Things may improve in the short-term - the future of oil prices appears to be more stable as June's contracts were trading at $20.20 a barrel, down a meagre 1.1%. Additionally, the global benchmark Brent Crude was trading at $22.35 per barrel for June delivery. Market experts however aren't as optimistic on an expected bounce back. Tai Hui, chief Asia market strategist at JPMorgan Asset Management, stated “The Covid-induced evaporation in demand will keep the oil market under pressure,” and “the world is going to be awash in oil for some time”.
In the US there have been calls for the government to intervene in the current crisis with ‘distract’ measures, such as paying producers to keep oil in the ground, whilst others are calling for an import tariff. It appears that the government remains wary of trying to manipulate the market as they have a history of failing to understand what the correct prices are.
The two key oil market manipulators are Russia’s Vladimir Putin and Saudi Arabia’s Mohammed bin Salman. They have pledged to produce 9.7m less barrels per day (bpd) for May and June. This is in a bid to help stop price crashes and ease storage pressures. These two power houses appear to have a diminishing influence on the market and seem unable to counter the lack of demand’s effect on price.

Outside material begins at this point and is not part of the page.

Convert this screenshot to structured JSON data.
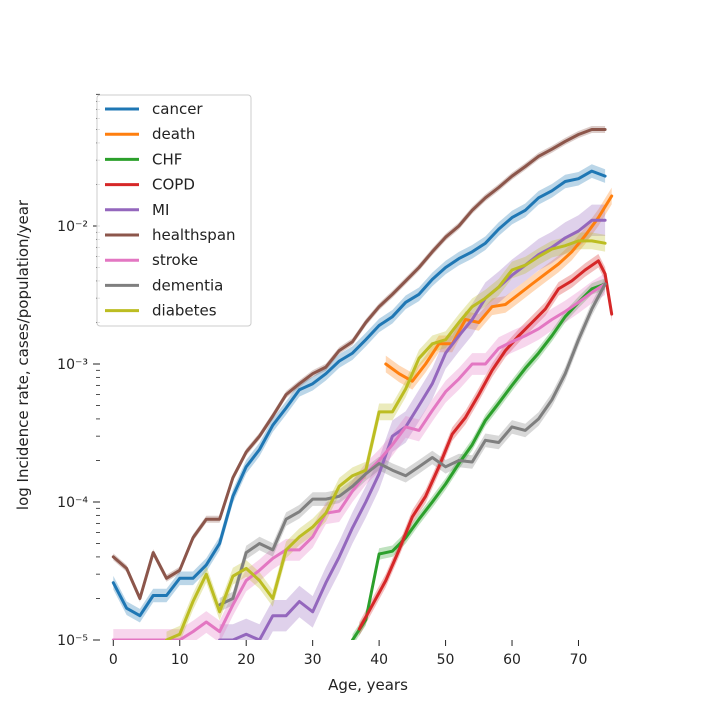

With a decreasing control of the market from the Middle East there is potential for more market manipulation in the west where companies look to influence the market in the same manner as Arcadia Petroleum Ltd and Panon Energy have previously done. Arcadia created an artificial shortage and used futures and options to control prices as they rose, cashing in for huge profits. As the crisis continues will companies fill the need to go as far as market manipulation to seek profits and force oil price rises.
…the one certainty during this current pandemic is the uncertainty of the price of oil.